The old Mojave Road was the southernmost route used to cross to the west coast by missionaries, the military, and various other groups, starting with Juan Batista de Anza's expedition in 1776. It is a 138 mile trail across the Mojave National Preserve from the Colorado river (and Nevada border) to Afton canyon, just west of Baker, CA (familiar to those Angelinos who make the weekend pilgrimage to Vegas). It crosses through historic forts, near stalactite-filled caverns, past many petroglyphs, lava tubes, cinder cones, early desert settler relics, and large canyons, all along some rough 4x4 roads. If you are interested in repeating this trip, I recommend saving these coordinates on Dirtopia at a minimum
, and suggest purchasing Adler Publishing's California Trails - Desert Region book, which has integrated trail directions, GPS coordinates, and lots of information on the various areas you pass through.
For this trip, we rented a classic 2 door Jeep Wrangler (this was before the FJ Cruiser, and this rental provided me with more reasons of why I didn't want a Jeep as my main car). We left on a Friday late morning and reached the starting point of Needles, CA with enough time to set up our tent at a KOA, grab some dinner and go to sleep. Saturday we began the drive, crossed over the Colorado River, and headed west into the Mojave NP, where we visited Fort Piute and Piute Spring, an old army base with many Native American petroglyphs. There was a Jeep meetup going on at the time, which led us to believe that the road was going to be much busier than expected, but it turned out that everyone only went to the main destinations and didn't travel the Old road, which provided for a much more pleasant trip.
From the Fort, we travelled west over an extremely rough and rocky pass, surprised that we didn't get a flat tire. Unfortunately, being our first offroading and backroad navigating experience, we wound up a few miles too far north, and were skirting a gorgeous canyon in Lanfair Valley before reaching a set of rough stadium jumps and sharp terrain, which did give us a flat tire! After swapping out the spare, we turned around, found the right trail, and at the intersection of Lanfair Valley Road, beared south to reach the nearest tire shop, which turned out to be many miles away, on the south side of I-40, in a "town" called Essex. The town was completely run down with the exception of a post office and a mechanics garage that charged a whopping $5 to fix our flat.

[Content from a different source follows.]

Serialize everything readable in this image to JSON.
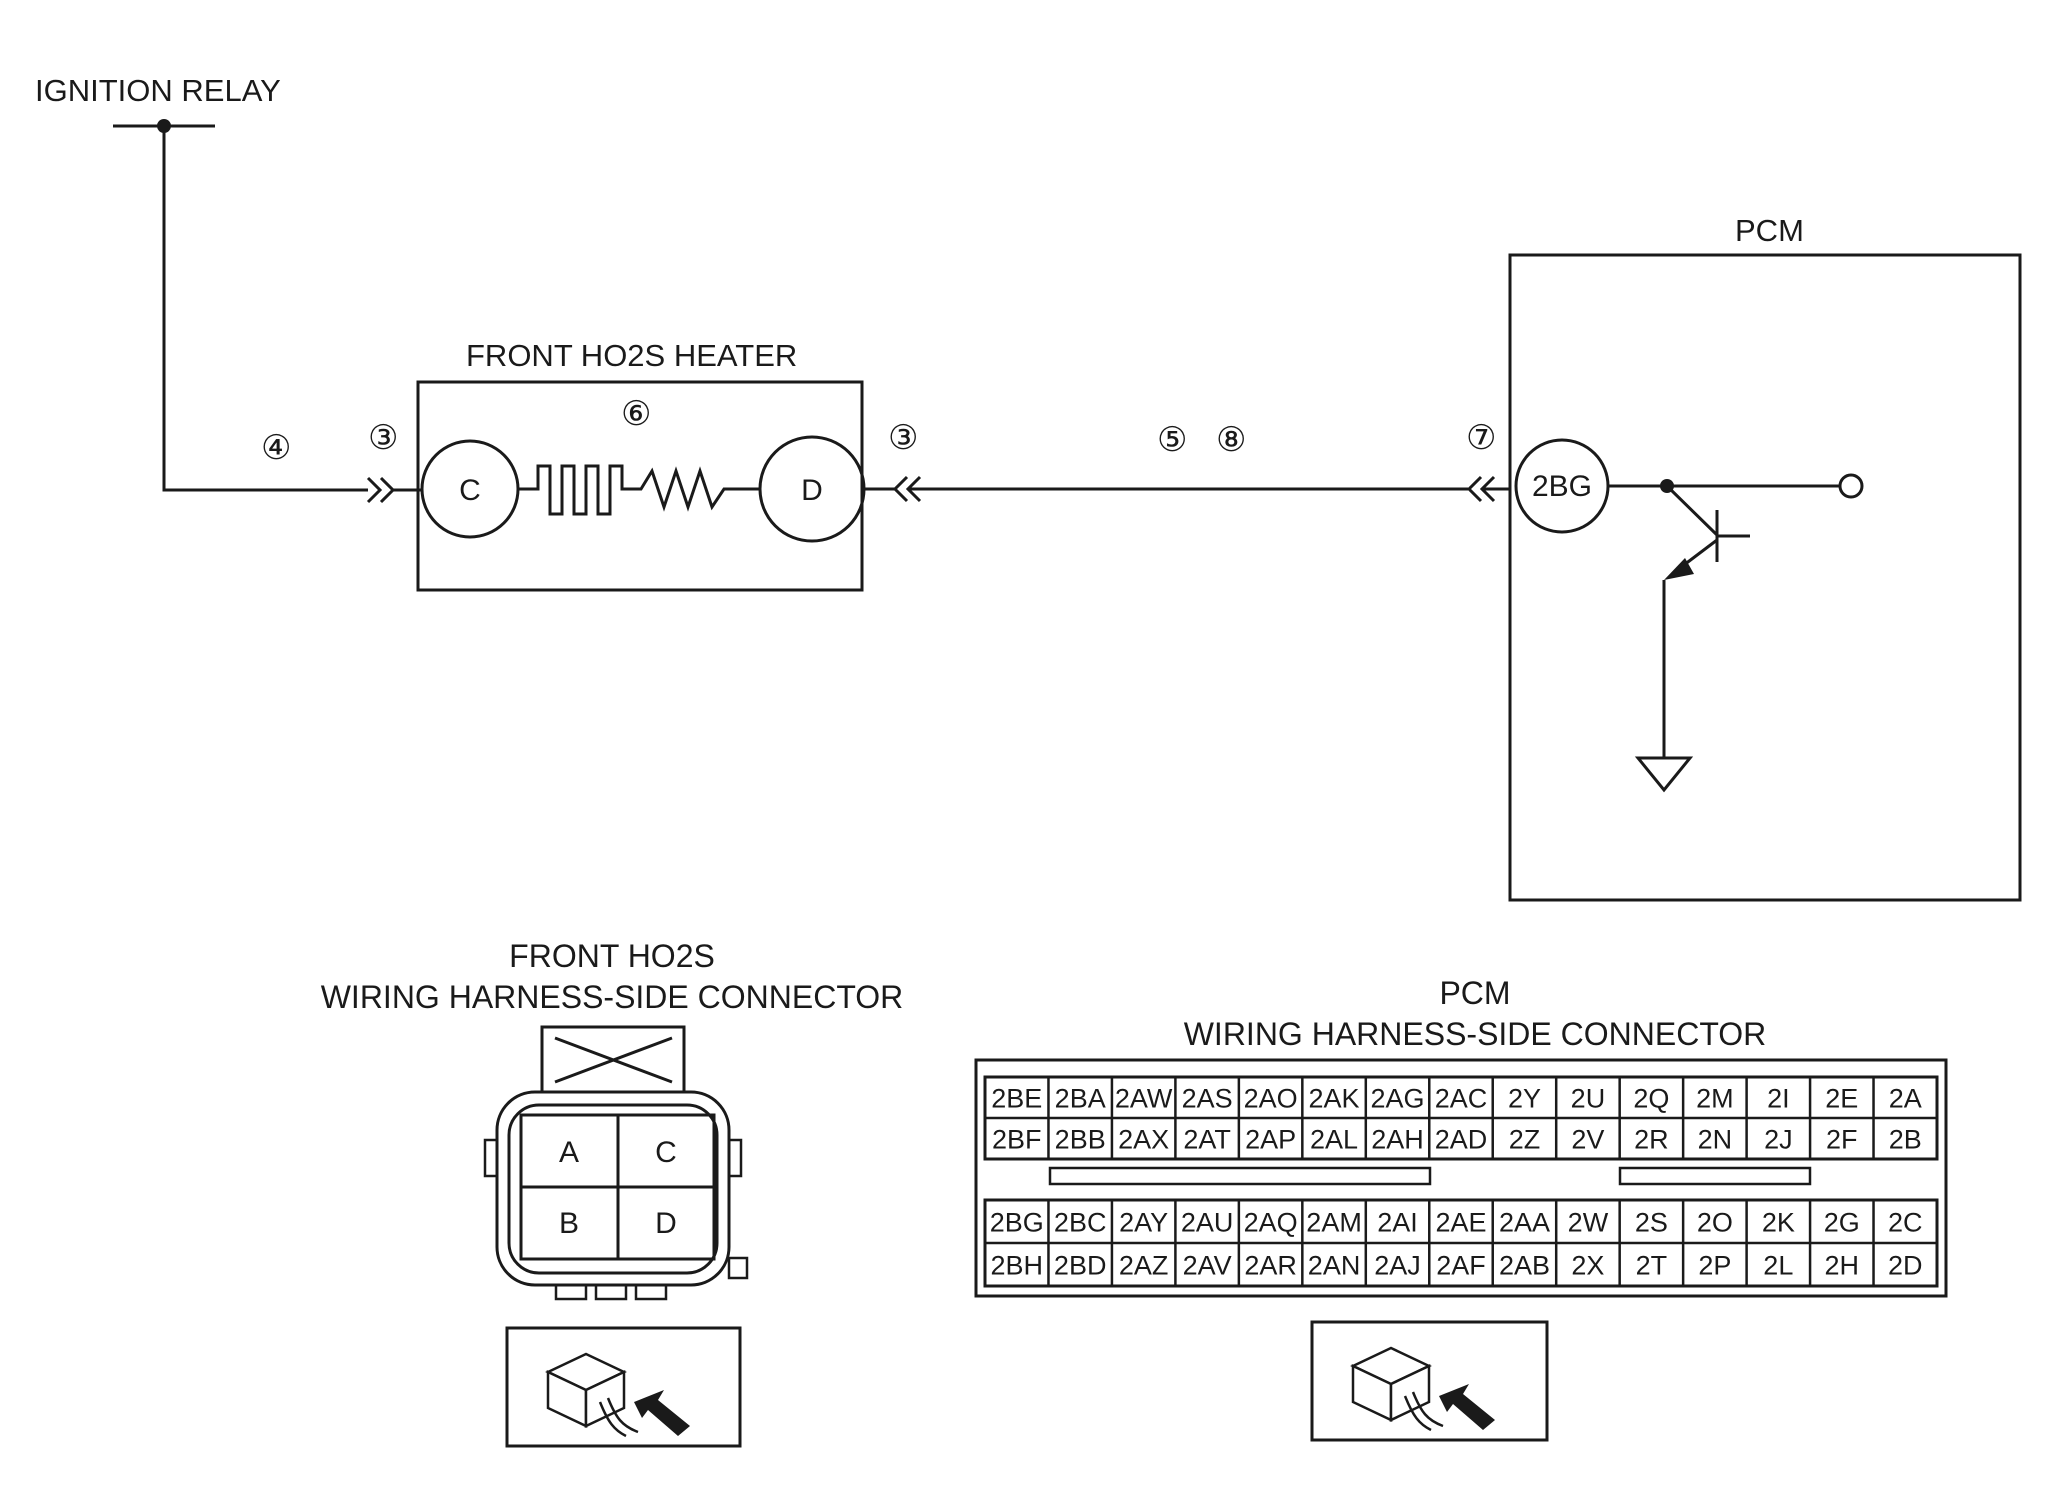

A couple hours behind, but back on track, we return to the Old Mojave Road where we left off, and head west to Black Canyon Rd, where we spend a night at Mid Hills Campground after viewing one of the most incredible desert sunsets that I have set my eyes on. Nights got fairly cold here, and the fire was a very welcome addition to the evening.
We awoke on Sunday for an adventure-filled day, starting with a ranger-led tour of the Mitchell Caverns State Natural Preserve, within the Providence Mountains SRA. These are some fun little caverns with well preserved formations, sitting in the middle of the Mojave National Preserve. It is also accessible via paved road from I-40, and thus recommended even if you are just passing through.